I Implemented My Own Mobile Input Method

One day in 2007, I suddenly couldn’t stand the candidate overload problem in the Pinyin input method on the internet cafe computer. So in a moment of impulse, I decided to spend some time learning the Wubi input method.

Back then, even Symbian system phones had Baidu Wubi input method. Baidu’s Wubi input method had a characteristic: it allowed mixed input of Wubi and Pinyin.

However, human nature is lazy. Because I relied on Wubi-Pinyin mixed input too early, I still don’t know how to type many characters in Wubi, and on the other hand, I’ve completely forgotten the Wubi radical mnemonics. Thus, a strange victim emerged.

Until now, I can’t fix this bad habit of mine, unable to break free from Pinyin dependency. Although I’ve forced myself many times to either use pure Wubi or pure Pinyin.

On mobile phones, my input method journey has been: Baidu Input Method → System Default Wubi Input Method → Trime Input Method → WeChat Input Method → Fcitx Input Method.

That’s right, I’ve been avoiding commercial input methods because they really do collect typing content for advertising.

My requirements:

Support Wubi-Pinyin mixed input.
Pure local functionality, no network dependency.
Support displaying Wubi radicals.

Initial Idea

I’m currently using Fcitx input method. My initial idea was to add a function to display Wubi radicals by swiping up on keys in Fcitx, because I was quite satisfied with Fcitx’s usage and it’s open-source, so adding this feature shouldn’t be a big problem.

But I accidentally looked at Fcitx’s issues and found that Fcitx was working on keyboard customization functionality, but it took three years and still isn’t complete. I looked at the source code and found that it doesn’t implement the swipe-up key function.

Similarly, Trime input method is also open-source. Could I modify it? I didn’t research this carefully because Trime’s input interface is too ugly, completely not matching my aesthetics. If I were to modify it, I’d have to overhaul its UI first.

Since both use Rime as the input engine, why don’t I write my own input method? An input method that only serves my own needs, without considering others’ feelings and configurations—the functionality wouldn’t be very complex.

Whether on computer or mobile, I’ve actually been using input method configurations based on Rime. I’ve been using a Wubi input method configuration forked from others.

Implementation

Naturally, I created this input method project that only serves myself. This project is also developed based on the Rime engine, and the default configuration uses the one I’ve been using in Trime, Fcitx, and Squirrel.

Difficulties

Theoretically, to display Wubi radicals, I just need to output the radicals in the configuration and display them through swipe-up. However, I can’t completely output all the radicals. I’ve looked through a lot of materials, but none explained how to output radicals. Currently, I can only output some radicals, plus WeChat input method can display some radicals. But I still can’t collect all the radicals.

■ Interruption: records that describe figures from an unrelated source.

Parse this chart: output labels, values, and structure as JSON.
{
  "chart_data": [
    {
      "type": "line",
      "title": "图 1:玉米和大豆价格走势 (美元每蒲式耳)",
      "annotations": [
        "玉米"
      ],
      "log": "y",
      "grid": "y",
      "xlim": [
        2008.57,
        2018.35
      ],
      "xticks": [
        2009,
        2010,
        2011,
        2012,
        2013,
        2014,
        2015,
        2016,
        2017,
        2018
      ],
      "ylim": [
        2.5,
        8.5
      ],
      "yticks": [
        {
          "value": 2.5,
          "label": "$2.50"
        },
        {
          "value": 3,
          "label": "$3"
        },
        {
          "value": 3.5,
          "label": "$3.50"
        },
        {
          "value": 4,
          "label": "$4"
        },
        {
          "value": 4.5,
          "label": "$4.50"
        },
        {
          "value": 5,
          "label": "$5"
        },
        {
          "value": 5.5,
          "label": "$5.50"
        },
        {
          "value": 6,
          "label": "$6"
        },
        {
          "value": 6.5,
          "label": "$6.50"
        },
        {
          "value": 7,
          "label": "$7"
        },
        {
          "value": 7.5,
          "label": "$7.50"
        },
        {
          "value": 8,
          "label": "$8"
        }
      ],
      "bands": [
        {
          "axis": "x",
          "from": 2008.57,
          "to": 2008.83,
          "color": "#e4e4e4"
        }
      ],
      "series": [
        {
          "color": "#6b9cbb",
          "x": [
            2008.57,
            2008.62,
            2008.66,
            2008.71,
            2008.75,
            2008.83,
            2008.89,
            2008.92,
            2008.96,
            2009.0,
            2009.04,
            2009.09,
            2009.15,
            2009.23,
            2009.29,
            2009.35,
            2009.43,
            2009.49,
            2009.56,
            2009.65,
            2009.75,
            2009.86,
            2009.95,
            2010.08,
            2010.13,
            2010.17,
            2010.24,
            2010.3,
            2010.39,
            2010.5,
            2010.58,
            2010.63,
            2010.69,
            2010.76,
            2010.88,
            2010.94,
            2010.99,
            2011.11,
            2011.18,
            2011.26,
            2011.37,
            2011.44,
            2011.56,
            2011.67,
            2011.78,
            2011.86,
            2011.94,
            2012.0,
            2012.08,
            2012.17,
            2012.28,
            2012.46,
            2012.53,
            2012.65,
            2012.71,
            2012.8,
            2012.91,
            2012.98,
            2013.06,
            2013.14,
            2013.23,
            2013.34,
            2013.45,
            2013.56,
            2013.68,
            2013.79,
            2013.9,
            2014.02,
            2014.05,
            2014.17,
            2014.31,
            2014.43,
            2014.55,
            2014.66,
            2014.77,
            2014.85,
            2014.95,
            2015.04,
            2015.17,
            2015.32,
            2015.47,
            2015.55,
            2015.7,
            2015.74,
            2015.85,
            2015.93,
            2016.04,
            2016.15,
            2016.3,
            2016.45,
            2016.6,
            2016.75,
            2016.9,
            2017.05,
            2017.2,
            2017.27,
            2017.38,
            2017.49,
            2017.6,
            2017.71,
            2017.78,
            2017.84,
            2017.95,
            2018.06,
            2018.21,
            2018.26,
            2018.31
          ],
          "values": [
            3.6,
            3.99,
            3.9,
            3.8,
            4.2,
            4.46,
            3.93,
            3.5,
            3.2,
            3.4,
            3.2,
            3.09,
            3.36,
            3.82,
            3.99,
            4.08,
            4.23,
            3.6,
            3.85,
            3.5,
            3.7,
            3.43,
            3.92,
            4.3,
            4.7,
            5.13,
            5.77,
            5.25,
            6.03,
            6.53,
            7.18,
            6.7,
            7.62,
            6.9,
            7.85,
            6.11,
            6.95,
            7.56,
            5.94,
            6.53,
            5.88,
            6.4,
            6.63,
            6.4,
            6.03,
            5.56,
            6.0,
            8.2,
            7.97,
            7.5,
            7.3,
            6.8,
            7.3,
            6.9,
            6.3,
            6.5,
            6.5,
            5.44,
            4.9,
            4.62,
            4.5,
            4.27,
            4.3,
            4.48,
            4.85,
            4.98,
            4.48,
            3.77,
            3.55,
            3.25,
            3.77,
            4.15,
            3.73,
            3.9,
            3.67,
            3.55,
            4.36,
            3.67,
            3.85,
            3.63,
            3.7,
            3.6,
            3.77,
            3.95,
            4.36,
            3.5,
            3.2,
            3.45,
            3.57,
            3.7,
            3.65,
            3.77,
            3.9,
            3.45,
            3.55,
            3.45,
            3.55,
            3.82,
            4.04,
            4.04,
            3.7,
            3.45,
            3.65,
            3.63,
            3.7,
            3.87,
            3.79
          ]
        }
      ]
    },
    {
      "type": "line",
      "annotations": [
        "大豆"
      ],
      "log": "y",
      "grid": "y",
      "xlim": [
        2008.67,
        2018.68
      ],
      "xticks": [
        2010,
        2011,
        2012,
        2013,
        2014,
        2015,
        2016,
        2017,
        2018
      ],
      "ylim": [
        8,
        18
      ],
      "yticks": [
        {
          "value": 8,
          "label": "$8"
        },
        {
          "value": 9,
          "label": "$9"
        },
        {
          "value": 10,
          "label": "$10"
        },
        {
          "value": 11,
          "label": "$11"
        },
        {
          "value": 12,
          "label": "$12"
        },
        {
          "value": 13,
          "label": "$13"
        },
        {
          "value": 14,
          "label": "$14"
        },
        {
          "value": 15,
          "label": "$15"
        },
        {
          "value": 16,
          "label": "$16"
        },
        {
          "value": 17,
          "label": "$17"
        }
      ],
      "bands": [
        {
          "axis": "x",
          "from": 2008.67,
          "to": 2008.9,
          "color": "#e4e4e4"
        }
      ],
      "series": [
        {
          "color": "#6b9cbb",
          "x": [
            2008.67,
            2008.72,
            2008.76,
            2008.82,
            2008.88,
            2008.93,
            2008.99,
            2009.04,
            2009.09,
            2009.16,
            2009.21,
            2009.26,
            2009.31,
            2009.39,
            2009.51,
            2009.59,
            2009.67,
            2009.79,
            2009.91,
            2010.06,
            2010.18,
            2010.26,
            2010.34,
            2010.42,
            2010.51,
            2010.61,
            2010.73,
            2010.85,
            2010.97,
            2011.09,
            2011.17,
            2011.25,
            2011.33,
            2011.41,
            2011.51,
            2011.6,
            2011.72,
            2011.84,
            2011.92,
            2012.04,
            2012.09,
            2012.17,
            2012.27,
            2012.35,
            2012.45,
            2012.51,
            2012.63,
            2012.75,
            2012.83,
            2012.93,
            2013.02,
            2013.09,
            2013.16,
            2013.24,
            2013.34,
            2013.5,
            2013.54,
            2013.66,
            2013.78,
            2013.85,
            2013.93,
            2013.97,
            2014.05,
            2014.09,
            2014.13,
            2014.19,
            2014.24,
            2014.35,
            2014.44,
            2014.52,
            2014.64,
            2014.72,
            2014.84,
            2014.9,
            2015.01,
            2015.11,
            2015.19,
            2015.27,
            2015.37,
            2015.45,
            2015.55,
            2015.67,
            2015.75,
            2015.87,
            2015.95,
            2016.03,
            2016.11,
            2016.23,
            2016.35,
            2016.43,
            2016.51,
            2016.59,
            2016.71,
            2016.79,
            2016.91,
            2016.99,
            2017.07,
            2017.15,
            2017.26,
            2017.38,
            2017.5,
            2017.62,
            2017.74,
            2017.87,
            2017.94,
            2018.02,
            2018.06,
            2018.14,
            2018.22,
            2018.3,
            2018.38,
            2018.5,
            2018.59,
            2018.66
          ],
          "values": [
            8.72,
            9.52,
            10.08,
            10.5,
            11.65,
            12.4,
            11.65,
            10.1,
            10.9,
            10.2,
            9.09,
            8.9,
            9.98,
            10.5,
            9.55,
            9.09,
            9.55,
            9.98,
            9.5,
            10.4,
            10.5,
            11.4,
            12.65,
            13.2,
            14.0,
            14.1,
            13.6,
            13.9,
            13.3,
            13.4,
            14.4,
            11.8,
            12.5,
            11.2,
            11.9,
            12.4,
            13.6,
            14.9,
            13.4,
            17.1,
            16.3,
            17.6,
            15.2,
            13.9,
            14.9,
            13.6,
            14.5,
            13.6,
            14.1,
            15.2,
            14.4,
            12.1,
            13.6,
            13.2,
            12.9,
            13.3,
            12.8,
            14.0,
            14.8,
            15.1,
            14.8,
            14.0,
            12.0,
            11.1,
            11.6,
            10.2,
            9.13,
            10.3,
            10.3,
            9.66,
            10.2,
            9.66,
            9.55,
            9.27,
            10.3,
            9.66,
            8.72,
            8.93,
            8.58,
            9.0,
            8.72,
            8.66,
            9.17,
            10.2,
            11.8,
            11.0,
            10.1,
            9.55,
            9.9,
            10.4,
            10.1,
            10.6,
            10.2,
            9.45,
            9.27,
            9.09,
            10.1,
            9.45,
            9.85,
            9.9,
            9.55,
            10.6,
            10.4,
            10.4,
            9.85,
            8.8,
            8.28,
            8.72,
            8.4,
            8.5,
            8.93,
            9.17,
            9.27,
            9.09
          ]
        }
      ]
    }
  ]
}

This means I need to use design software to draw the radicals.

Because it’s impossible to actually display the mnemonics:

王旁青头戋（兼）五一
土士二干十寸雨
...

Handwriting Input

I previously trained a handwriting input method model and made a web version demo: https://ochw.pages.dev/ (project here: https://github.com/ximeiorg/ochw). To satisfy my sense of achievement, I specially integrated this model.

Since the model requires a very large inference runtime, after converting to onnx and integrating, I found the entire input method installation package directly jumped to over 100MB. So I switched to the ncnn framework for inference, but it was still very large. I thought about it seriously—do I really need this handwriting feature?

I finally decided not to implement this feature.

Speech-to-Text

Speech-to-text is sometimes a very necessary function. Open-source input methods have a problem of not being able to obtain good ASR capabilities. The reason is that useful ASR models are too large to be deployed on the edge.

As for small ASR models that can be deployed on mobile, for someone with my Mandarin level, they’re not practical—the error rate is too high.

Therefore, the best approach is to access external ASR models to obtain better ASR capabilities.

Currently, this feature has not yet been implemented.

Results

Effect of swiping down on ‘g’: Effect of swiping down on g:

Other effects:

Summary

For me, this project basically implemented the functions I wanted.